A cena que eu gosto de descrever é quando Jim e Clementina recebem as fitas, pois ambos procuraram a empresa para deletar o outro de suas lembranças. Uma funcionária revoltada devolve as entrevistas aos clientes. Clementina ouve a fita do seu namorado falando cobras e lagartos dela e explicando por que iria deletá-la. Confusa, ela sai de seu apartamento, terminando de vez o relacionamento. Ele pede para ela ficar no corredor, para que ele possa pensar no que dizer. Ela vira para ele e fala que aquilo não vai dar certo: ela é chata, irrascível, mau humorada. Vai acabar se enchendo dele como se enche de todos os caras. Vai acabar machucando-o como já machucara todos que se aproximavam dela. Ele olha com muita ternura e responde: “OK”. Ela olha, incrédula. Como? Ele repete: “OK”, como se dissesse: “Você é chata, irrascível, uma hora vai se encher de mim, mas OK”. Ela fica desconcertada e vamos para um happy ending meio torto, porque não vai haver um “felizes para sempre” das comédias adocicadas.
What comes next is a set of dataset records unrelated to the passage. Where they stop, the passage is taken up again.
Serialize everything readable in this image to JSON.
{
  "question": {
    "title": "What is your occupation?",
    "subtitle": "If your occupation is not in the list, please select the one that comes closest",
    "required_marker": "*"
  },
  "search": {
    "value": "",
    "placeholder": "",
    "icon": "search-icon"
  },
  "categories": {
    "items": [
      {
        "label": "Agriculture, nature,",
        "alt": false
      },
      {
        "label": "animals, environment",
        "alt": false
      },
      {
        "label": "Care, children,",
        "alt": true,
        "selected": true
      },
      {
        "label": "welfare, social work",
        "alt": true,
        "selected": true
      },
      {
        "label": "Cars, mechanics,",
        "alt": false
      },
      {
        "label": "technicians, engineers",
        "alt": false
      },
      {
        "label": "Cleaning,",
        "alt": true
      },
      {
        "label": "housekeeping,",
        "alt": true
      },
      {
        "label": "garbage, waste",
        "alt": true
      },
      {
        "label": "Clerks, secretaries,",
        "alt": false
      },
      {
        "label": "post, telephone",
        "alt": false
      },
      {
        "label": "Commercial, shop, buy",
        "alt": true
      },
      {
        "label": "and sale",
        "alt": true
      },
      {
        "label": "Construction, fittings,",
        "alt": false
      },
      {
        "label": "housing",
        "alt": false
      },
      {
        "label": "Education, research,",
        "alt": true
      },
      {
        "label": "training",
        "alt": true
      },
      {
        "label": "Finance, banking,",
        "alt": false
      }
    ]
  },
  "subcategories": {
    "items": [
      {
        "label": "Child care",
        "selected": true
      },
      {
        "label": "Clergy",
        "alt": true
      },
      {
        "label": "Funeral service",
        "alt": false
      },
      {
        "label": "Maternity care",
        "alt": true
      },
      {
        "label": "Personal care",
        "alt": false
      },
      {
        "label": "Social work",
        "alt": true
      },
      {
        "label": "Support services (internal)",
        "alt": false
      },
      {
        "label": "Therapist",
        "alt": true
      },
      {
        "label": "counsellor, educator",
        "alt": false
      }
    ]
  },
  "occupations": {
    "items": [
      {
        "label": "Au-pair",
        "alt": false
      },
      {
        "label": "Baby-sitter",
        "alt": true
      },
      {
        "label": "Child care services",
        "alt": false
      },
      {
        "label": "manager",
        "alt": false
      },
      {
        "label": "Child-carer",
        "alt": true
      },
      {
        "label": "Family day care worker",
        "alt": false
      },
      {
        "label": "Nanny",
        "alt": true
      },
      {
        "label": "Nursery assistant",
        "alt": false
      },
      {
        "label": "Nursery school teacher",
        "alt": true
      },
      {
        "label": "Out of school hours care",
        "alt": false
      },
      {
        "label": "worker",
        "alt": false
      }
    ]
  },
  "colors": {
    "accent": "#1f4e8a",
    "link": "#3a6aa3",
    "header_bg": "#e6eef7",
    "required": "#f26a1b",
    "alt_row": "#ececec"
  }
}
O filme descreve os mecanismos que nós, pósmodernos, temos de tentar evitar, a todo custo, o sofrimento, a frustração a rejeição real ou imaginada. O “OK” do amante é uam profunda e bela aceitação de tudo o que vem no pacote dos amores: frustração, medo, raiva, alegria, abandono e um banco de lembranças que é melhor não tentar apagar. Nessa época de pessoas muito zelosas de sua autoestima e imagem, viver o amor é tão cheio de senões e de medos.
Aquele “OK” representa a aceitação do devir, seja ele qual for. Não é para qualquer um.